The statistics office said the October 2023 headline inflation rate showed an increase of 0.61 per cent points when compared to the September 2023 headline inflation rate.
The NBS said on a year-on-year basis, the headline inflation rate was 6.24 per cent points higher compared to the rate recorded in October 2022, which was (21.09 per cent).
“This shows that the headline inflation rate (year-on-year basis) increased in October 2023 when compared to the same month in the preceding year (i.e., October 2022),” it said.
According to the report, the food inflation rate in October quickened to 31.52 per cent on a year-on-year basis, which was 7.80 per cent points higher compared to the rate recorded in October 2022 (23.72 per cent).
In recent years, food pieces have been on the rise across Nigeria. The situation deteriorated due to the impact of government policies such as the removal of subsidies on petrol, among others.
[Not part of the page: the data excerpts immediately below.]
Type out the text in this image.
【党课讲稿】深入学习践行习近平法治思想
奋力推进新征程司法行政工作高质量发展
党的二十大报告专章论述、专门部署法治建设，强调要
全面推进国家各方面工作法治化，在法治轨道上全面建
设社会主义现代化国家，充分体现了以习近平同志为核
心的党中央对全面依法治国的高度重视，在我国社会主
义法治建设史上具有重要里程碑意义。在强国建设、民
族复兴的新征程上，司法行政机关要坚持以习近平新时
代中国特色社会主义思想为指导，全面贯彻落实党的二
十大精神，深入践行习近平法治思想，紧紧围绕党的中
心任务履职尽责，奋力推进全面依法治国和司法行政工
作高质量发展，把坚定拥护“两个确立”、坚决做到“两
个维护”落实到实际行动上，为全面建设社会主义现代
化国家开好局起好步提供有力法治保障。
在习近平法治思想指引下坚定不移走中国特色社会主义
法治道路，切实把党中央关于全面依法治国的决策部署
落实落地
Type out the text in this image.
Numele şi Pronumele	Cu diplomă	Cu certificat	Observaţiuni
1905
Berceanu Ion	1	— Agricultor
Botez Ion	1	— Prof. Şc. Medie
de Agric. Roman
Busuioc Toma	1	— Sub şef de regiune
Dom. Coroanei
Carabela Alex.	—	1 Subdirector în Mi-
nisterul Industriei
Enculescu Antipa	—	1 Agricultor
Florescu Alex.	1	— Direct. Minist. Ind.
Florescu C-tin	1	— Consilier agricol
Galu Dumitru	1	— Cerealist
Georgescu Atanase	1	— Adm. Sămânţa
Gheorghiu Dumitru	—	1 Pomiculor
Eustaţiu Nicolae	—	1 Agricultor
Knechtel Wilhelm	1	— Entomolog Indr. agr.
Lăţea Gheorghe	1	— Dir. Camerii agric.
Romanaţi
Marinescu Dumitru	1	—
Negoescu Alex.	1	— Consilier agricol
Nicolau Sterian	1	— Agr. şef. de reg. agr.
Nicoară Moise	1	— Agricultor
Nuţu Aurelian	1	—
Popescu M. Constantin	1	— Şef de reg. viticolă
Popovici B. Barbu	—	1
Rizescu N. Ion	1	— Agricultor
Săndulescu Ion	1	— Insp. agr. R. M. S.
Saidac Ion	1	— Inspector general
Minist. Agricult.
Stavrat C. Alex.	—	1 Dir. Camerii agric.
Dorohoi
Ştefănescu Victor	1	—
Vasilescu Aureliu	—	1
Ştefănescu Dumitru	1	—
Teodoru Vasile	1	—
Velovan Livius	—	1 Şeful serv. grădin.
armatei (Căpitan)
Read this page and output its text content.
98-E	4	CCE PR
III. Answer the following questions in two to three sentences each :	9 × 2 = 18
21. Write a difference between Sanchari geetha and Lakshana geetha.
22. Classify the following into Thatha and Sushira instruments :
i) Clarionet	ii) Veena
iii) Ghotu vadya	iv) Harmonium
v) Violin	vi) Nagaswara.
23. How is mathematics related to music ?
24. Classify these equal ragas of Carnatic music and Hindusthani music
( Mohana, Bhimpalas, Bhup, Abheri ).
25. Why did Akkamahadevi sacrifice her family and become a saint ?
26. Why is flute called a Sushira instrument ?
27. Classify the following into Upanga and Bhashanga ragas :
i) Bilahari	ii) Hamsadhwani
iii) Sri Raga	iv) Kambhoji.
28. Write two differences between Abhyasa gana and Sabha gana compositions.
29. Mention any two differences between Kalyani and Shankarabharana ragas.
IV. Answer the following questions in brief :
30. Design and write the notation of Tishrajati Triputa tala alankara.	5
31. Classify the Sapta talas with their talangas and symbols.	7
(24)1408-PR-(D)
President Bola Tinubu, on 29 May, during his inauguration, announced the removal of subsidy on petrol. This development has caused hardship for many Nigerians with its attendant increase in the prices of goods and services.
Over the past months, the naira has depreciated by over 50 per cent at both the authorised and unauthorised market segments, after the Central Bank of Nigeria (CBN) announced in June that it had collapsed all forex windows into the Investors and exporters (I&E) window.
Inflation has remained high in Africa’s largest economy, prompting the apex bank to hike interest rates to their highest levels in nearly two decades.
In July, the Central Bank of Nigeria (CBN), raised its benchmark lending rate to 18.75 per cent.
The bank said, “hiking the interest rate has made a lot of difference in moderating the rate of inflation”.
It noted that the option to continue the hike in the policy rate, albeit moderately, also presented a strong alternative premised on the expected liquidity injections into the economy from the recent efforts to unify the nation’s foreign exchange markets.
In July, Mr Tinubu declared an immediate State of Emergency on food insecurity to tackle the increase in food prices.
He also directed that “all matters pertaining to food & water availability and affordability, as essential livelihood items, be included within the purview of the National Security Council.”
In its inflation report Wednesday, the NBS said the contributions of items on the divisional level to the increase in the headline index are food & non-alcoholic beverages (14.16 per cent), housing water, electricity, gas & other fuel (4.57 per cent), clothing & footwear (2.09 per cent), and transport (1.78 per cent),.
Others are furnishings & household equipment & maintenance (1.37 per cent), education (1.08 per cent), health (0.82 per cent), miscellaneous goods & services (0.45 per cent), restaurant & hotels (0.33 per cent), alcoholic beverage, tobacco & kola (0.30 per cent), recreation & culture (0.19 per cent) and communication (0.19 per cent).
The report said on a month-on-month basis, the headline inflation rate in October 2023 was 1.73 per cent, which was 0.37 per cent lower than the rate recorded in September 2023 (2.10 per cent).
“This means that in October 2023, the rate of increase in the average price level is less than the rate of increase in the average price level in September 2023.
“The percentage change in the average CPI for the twelve months ending October 2023 over the average of the CPI for the previous twelve-month period was 23.44 per cent, showing a 5.57 per cent increase compared to 17.86 per cent recorded in October 2022,” the report said.
The food inflation rate in October 2023 was 31.52 per cent on a year-on-year basis, which was 7.80 per cent points higher compared to the rate recorded in October 2022 (23.72 per cent).
The bureau said the rise in food inflation on a year-on-year basis was caused by increases in prices of bread and cereals, oil and fat, potatoes, yam and other tubers, fish, fruit, meat, vegetables and milk, cheese and eggs.
“On a month-on-month basis, the Food inflation rate in October 2023 was 1.91 per cent this was 0.54 per cent lower compared to the rate recorded in September 2023 (2.45 per cent),” it said.
According to the bureau, the decline in food inflation on a month-over-month basis was caused by the decline in the rate of increase in the average prices of fruits, oil and fat, coffee, tea and cocoa, bread and cereals.
“The average annual rate of food inflation for the twelve months ending October 2023 over the previous twelve-month average was 26.33 per cent, which was a 6.50 per cent points increase from the average annual rate of change recorded in October 2022 (19.83 per cent),” the report highlighted.